Lydie Dattas, Carnet d’une allumeuse

La fille aux allumettes

Lydie Dat­tas est un ovni dans le monde poé­tique et lit­té­raire. Fai­sant retour sur les temps de l’adolescence, elle évoque la beauté, le charme, le sexe subli­més par une révé­la­tion quasi méta­phy­sique au-delà de la pul­sion, de l’autre du désir ou de la mélan­co­lie que cer­taines affres peuvent géné­rer. L’auteure en appelle à une fémi­nité qui se dédouble du regard des autres. La forme donne une force médium­nique voire enga­gée à ce livre de celle qui rap­porte quelque chose de la société mar­chande et conçue par et pour les mâles.
Ce fai­sant, Lydie Dat­tas donne une valeur à sa propre inté­grité de femme. Et l’auteur de de pré­ci­ser : « Je haïs­sais qu’on me clame belle. Pour­tant, aucune expé­rience aussi pro­fonde que ce moment idiot où je sen­tis que j’étais la perle qui fai­sait mou­rir les hommes. Elle m’apportait ce savoir : le corps des filles n’est pas seule­ment leur corps, il est aussi leur pen­sée. » Néan­moins le livre vient prendre par revers cette société inté­res­sée par le corps fémi­nin en oubliant qu’en lui se char­pente ce que l’auteur rap­porte : une force émo­tion­nelle qui s’envole au-delà des sché­mas posés sur lui. La poé­sie devient aussi évi­dente que para­doxale et cri­tique. Là où un Beckett l’avait por­tée jusqu’au silence, Lydia Dat­tas la relève pour le per­cer et ce, du côté de l’identité féminine.
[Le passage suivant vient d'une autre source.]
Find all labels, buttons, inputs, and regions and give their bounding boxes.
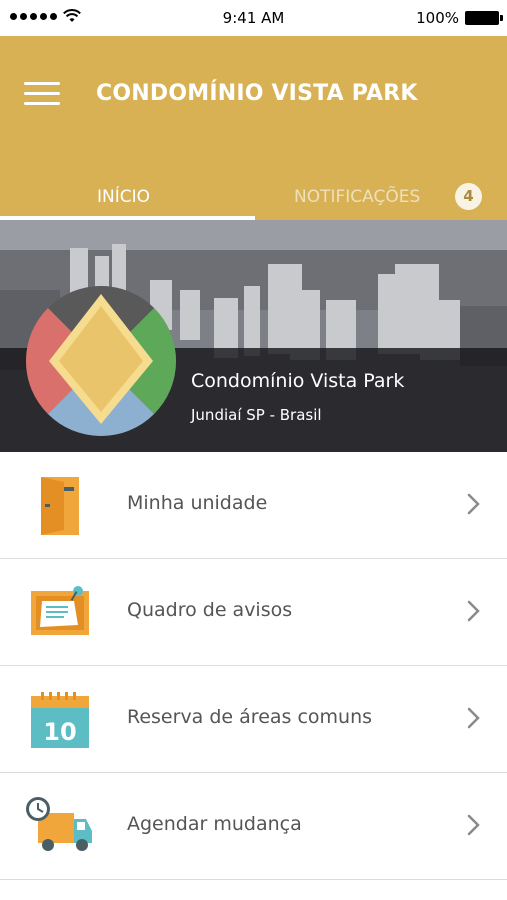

Celle dont la mère actrice renonça à son métier par amour d’un époux orga­niste à Notre-Dame fut prise entre la folie de sa mère et la pas­sion musi­cale ascé­tique de son père. Elle déve­loppa à la fois une spi­ri­tua­lité phi­lo­so­phique ou poé­tique et la conscience voire le poids d’une beauté sen­suelle, séduc­trice. Son mariage « décalé » fit d’elle une tzi­gane d’adoption. Elle suit par amour son mari dans la « yourte de pierres » du Cirque d’Hiver et dans son “palais d’illettrés” où elle dut faire ses classes pour se faire accep­ter. Elle par­tage avec lui le dégoût pour la médio­crité, la gloire fac­tice et les moyens faciles de les cares­ser.
Le livre per­met de ras­sem­bler en uni­tés poé­tiques et lucides des états d’âmes, de lieux et de situa­tions exis­ten­tielles. Il ne s’agit pas d’entrer dans le corps ou de le chan­ter mais de sor­tir de cer­taines idées pré­con­çues et grilles de lec­tures masculine.
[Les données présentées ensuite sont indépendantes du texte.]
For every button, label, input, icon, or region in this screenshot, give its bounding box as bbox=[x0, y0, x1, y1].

La poé­tesse met à nu les lanières du feu inté­rieur qui l’anime au-delà du corps que d’autres ima­ginent avec un goût de miel et de sucre. Son être pos­sède une saveur bien plus com­plexe et pro­fonde. Lydie Dat­tas trans­cende les repères visuels et fan­tas­ma­tiques qui l’enclosent. Pro­dui­sant un “babil d’ une classe deve­nue dan­ge­reuse” (pour para­phra­ser Prigent), la poé­tesse   fait sur­gir de manière impres­sion­niste et sub­tile une reven­di­ca­tion essentielle.

jean-paul gavard-perret

Lydie Dat­tas, Car­net d’une allu­meuse, Gal­li­mard, coll. Blanche, Paris, 2017.